Whereas other publishers’ comics are loud and violent and repetitive with their endless stockpile of superheroes and super-villains, the Montreal, Canada publishing house Drawn and Quarterly produces comics and graphic novels that are subtle, moody, nuanced, and human. These are graphic novels that could actually qualify as fiction and literature.

‘Fictional Father’ is about a cartoonist who is very famous and beloved for his daily comic strip ‘Sonny Side Up’ which features an adoring father and his little boy, but in real life the cartoonist is actually a terrible father.

The critics of the comic strip say, “Who knew that the relationship of a father and son could be so dog-gone funny? And heartfelt?”, yet the real cartoonist father locks himself up in his home office and never has any time for his kid.

Along the way in this amusing story we get a lot of commentary on the state of the newspaper comic strip industry (not good) and the famous comic strips and their makers: Dennis the Menace by Hank Ketcham, Peanuts by Charles Schultz, the Family Circus by Bill Keane, Hi and Lois, Blondie, even Dilbert and others. Nobody reads newspapers anymore, so apparently the future is in graphic novels.

The son is grown up now, trying to make it as an artist (not a comic book artist), and living with his boyfriend James. There are all these unresolved issues from his childhood and from his parents that intrude. And then his father, the famous comic strip artist, dies.
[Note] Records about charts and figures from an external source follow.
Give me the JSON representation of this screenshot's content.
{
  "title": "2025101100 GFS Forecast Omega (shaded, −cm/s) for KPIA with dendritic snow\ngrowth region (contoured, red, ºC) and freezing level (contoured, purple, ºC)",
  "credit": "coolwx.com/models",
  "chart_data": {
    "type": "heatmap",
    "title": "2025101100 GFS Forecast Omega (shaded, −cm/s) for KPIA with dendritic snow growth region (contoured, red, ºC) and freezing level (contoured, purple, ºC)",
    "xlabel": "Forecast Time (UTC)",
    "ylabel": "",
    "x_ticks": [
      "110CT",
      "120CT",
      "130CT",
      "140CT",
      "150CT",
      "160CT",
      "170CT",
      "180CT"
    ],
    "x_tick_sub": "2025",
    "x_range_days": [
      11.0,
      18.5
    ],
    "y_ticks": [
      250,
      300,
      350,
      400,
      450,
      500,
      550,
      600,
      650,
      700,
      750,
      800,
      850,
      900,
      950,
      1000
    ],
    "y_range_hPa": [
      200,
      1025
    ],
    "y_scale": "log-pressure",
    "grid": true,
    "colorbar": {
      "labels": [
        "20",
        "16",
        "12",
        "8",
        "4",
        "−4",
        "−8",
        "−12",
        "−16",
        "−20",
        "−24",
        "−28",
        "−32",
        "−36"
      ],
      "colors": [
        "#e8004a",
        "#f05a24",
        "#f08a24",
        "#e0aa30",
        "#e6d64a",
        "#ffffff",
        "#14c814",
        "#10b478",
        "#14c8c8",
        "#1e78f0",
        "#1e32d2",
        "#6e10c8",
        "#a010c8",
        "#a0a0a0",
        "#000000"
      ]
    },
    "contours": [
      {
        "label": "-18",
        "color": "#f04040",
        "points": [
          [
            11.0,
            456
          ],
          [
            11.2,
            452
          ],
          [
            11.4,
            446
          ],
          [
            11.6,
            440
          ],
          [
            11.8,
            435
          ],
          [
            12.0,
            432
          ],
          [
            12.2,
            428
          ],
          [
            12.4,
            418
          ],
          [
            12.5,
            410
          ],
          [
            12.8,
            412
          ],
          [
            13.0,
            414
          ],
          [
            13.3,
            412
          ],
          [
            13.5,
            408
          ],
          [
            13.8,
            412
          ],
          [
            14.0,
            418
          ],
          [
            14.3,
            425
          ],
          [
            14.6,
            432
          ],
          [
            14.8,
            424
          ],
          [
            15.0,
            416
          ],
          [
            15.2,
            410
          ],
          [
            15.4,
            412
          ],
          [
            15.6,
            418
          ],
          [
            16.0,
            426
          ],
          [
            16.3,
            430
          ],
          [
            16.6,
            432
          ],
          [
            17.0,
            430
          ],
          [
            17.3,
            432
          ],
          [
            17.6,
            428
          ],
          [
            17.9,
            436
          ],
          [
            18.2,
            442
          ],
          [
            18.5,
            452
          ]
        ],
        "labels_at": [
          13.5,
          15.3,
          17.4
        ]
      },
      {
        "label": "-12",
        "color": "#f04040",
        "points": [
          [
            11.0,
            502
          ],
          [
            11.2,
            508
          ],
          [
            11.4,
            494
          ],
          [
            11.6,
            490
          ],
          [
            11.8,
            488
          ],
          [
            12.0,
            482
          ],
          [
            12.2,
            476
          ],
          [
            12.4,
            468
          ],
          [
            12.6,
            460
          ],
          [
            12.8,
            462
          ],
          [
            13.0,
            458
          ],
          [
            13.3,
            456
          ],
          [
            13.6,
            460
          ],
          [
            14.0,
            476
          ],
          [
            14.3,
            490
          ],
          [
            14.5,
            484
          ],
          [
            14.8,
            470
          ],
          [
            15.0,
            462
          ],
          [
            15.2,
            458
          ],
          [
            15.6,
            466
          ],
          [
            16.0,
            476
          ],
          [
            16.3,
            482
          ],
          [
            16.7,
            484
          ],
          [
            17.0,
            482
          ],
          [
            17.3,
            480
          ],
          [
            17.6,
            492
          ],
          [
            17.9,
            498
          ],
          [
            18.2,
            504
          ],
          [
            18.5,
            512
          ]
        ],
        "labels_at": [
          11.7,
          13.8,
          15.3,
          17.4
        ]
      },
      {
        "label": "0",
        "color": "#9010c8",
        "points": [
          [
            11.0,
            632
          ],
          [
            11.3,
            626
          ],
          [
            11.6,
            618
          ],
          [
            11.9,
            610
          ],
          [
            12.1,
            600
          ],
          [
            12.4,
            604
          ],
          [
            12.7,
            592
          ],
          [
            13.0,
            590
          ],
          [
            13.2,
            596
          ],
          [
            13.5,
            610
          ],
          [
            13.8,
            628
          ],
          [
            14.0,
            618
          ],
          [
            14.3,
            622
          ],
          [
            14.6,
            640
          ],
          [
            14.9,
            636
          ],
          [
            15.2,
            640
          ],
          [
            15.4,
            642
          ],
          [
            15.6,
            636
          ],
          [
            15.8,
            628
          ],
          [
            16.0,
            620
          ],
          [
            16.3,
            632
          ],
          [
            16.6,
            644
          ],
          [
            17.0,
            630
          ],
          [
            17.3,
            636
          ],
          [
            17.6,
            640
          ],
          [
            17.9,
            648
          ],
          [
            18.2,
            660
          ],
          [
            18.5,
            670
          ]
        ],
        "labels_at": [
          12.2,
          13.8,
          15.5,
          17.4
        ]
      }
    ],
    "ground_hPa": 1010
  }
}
Should the son take over for his father and continue the daily comic strip ‘Sonny and Me’? He could do it, but should he?

His roommate and partner tells him,

It’s pathetic, fretting over how many Likes you get. Jesus, I’m embarrassed even saying “Likes…”

You’re a grown man, Cal. Are you really that desperate?”

‘Fictional Father’ is a fine example of the humor, the artwork, and the depth of story that can be achieved in the graphic novel. It has a cohesive plot, well-defined characters, vivid scene-setting, and at times is a laugh riot.